Larger cost recovery can now occur in a matter of years - instead of decades, in some cases. For example, a multi-million dollar release that used to take several years to pay off due to the $2 or $3 million dollar annual limit, may now take just a year or two, as the owner may now request up to $10 million per year to recover cleanup and remediation costs.

NEW DEDUCTIBLE ARRANGEMENT

The pre-2016 deductible scheme included several factors for determining the UST owner's deductible.  For instance, ELTF payments were reduced by $35,000 if the UST was not in compliance with rules adopted by the board concerning technical and safety requirements before the tank was required to be in compliance, but were in compliance at the time a release was discovered. The deductible was $30,000 if the UST was compliant, was not double walled, but had piping to a secondary containment. The deductible was $20,000 if the UST was in compliance, was double walled, and also had piping to a secondary containment.

The new legislation has simplified and streamlined the ELTF payment procedure by jettisoning this approach and adopting a 3-step deductible calculation:

1. Flat deductible of $15,000,

2. Any annual registration fees due, per each on-site UST, that were due in 1991 or later, and

3. Additional $1,000 per UST that did not have registration completed as required by Ind. Code § 13-23-12-1.

Changes in the deductible requirements under the ELTF should assist tank owners in their ability to more accurately predict reductions in ELTF payouts. Instead of focusing on tank wall characteristics and overflow containment systems - important elements under the old regime - a tank owner now needs only to ensure their release is eligible, and, if so, the deductible amount is a straightforward $15,000.

However, care still must be taken to ensure tank registration requirements are met.

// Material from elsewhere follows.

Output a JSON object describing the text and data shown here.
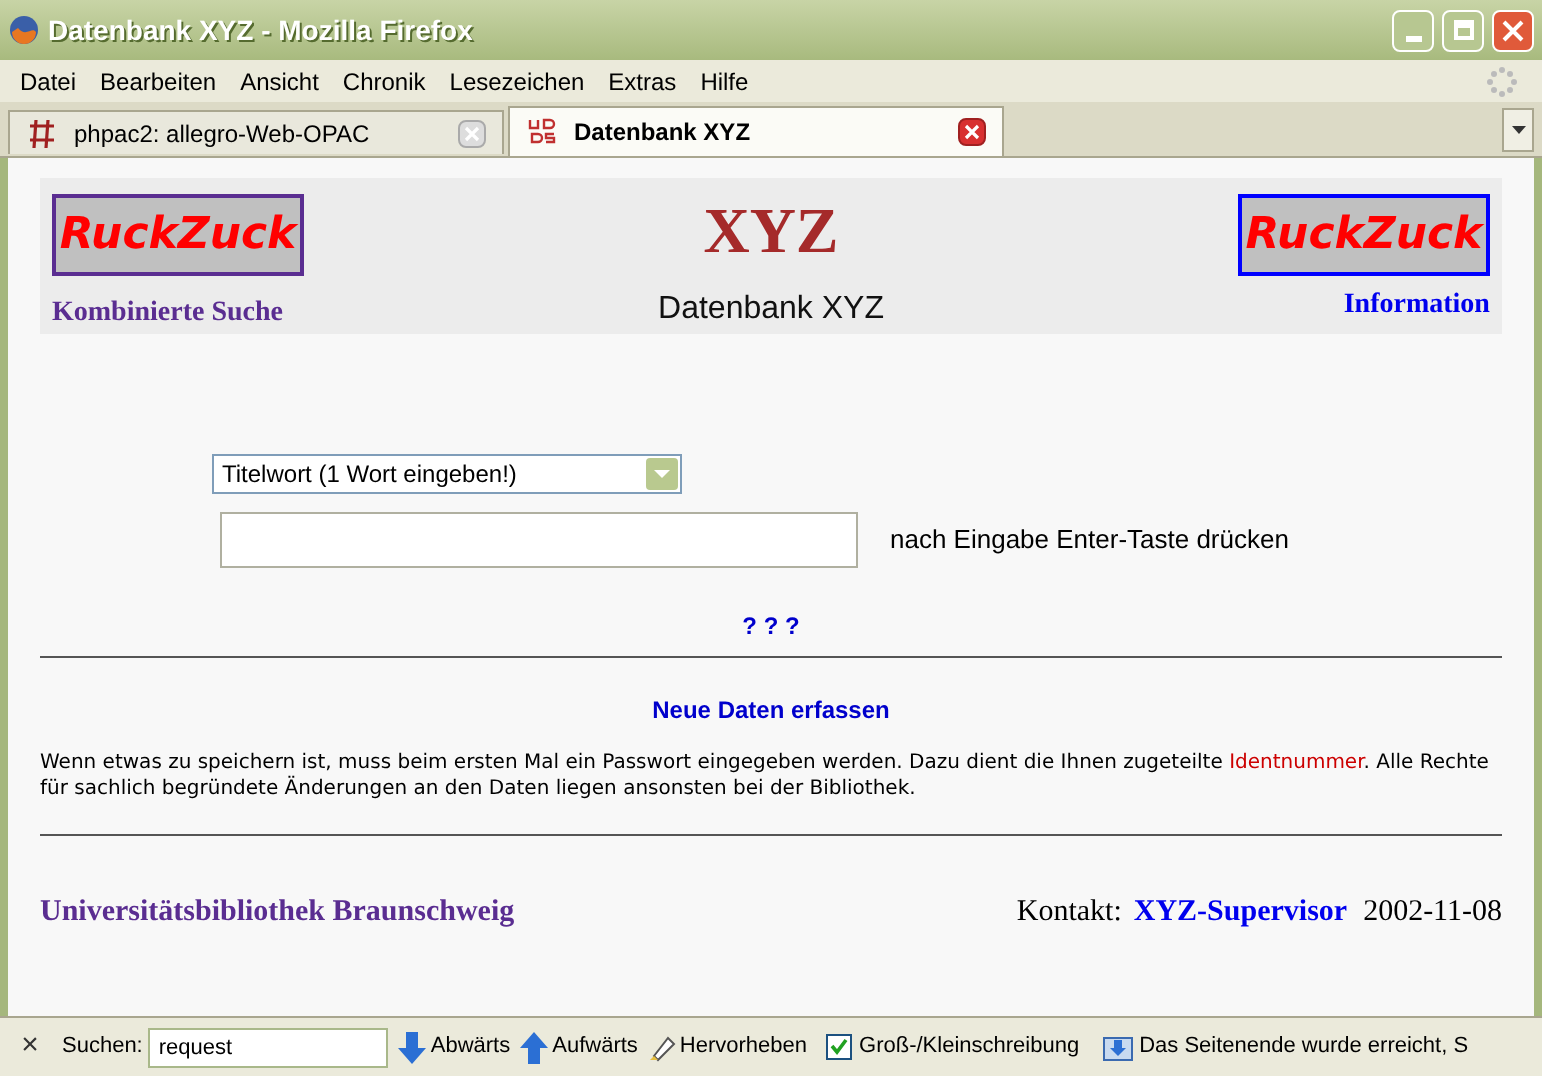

Under the new deductible scheme, all tanks on-site must be properly registered before a release occurs. If they are not and a release occurs, all tanks must then have past due annual registration fees paid and, for each delinquent tank, there is an additional $1,000 fee.  In the case of multiple unregistered tanks at one site, the fees and penalties could climb quickly. If a small petroleum release were to occur, these penalties and past-due fees could quickly wipe out much of the reimbursement money owed under the ELTF.[2]